Because serious fungal infections occur most often in people with weakened immune systems, they are a big issue in hospital settings. The fungus Candida is the most common cause of healthcare-associated bloodstream infections in the US. And some Candida species are becoming resistant to first and second-line medications. Additionally, there are reports of a new species, Candida auris, which is a newly emerging fungus that includes strains resistant to all classes of anti-fungals. As with all antimicrobial resistance, the remaining treatment options that exist for resistant infections are expensive and can be toxic for patients who are already sick. Anti-fungal resistance is predicted to continue to increase unless we do something to stop it.

What can we do

In short, we have to develop new anti-fungal medications and people taking any anti-fungal medication have to take them properly. But anti-fungal drug development is challenging.

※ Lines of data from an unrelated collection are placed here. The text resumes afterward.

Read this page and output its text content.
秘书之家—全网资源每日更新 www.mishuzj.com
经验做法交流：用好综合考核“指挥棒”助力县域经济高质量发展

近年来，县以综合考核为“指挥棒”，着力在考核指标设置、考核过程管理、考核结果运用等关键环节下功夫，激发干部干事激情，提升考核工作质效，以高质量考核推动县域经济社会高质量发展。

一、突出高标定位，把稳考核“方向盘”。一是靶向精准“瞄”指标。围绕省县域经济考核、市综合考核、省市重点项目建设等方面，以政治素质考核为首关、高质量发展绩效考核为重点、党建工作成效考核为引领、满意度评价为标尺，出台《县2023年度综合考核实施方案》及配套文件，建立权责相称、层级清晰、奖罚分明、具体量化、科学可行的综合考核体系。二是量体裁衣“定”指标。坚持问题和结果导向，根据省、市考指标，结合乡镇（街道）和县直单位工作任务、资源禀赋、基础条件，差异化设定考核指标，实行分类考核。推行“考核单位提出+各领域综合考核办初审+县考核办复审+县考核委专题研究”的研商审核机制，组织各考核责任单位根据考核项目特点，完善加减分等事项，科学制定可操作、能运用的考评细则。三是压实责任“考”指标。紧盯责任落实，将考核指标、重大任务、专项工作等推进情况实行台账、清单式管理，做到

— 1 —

Some of the currently used anti-fungal medications were developed over 50 years ago. The newest class of anti-fungals was discovered in the 1970s and took 30 years to make it into clinical practice. The science of developing anti-fungal agents is unpredictable and challenging. Many current research projects are testing anti-fungal candidates that interfere with fungal cell wall development. But as with all drug development, it’s hard to know what will and won’t make it to clinical production. To successfully address the need for new anti-fungal medication pharmaceutical industries need to partner with academic laboratories. This partnership would combine the strengths of both institutions and hopefully accelerate anti-fungal drug development.

All is not lost, yet. While fungal infections present challenges that bacterial or viral infections do not, the same principles apply when attempting to prevent anti-fungal resistance. A coordinated and early effort to address anti-fungal resistance is our best chance at preventing future deaths due to resistant fungal infections.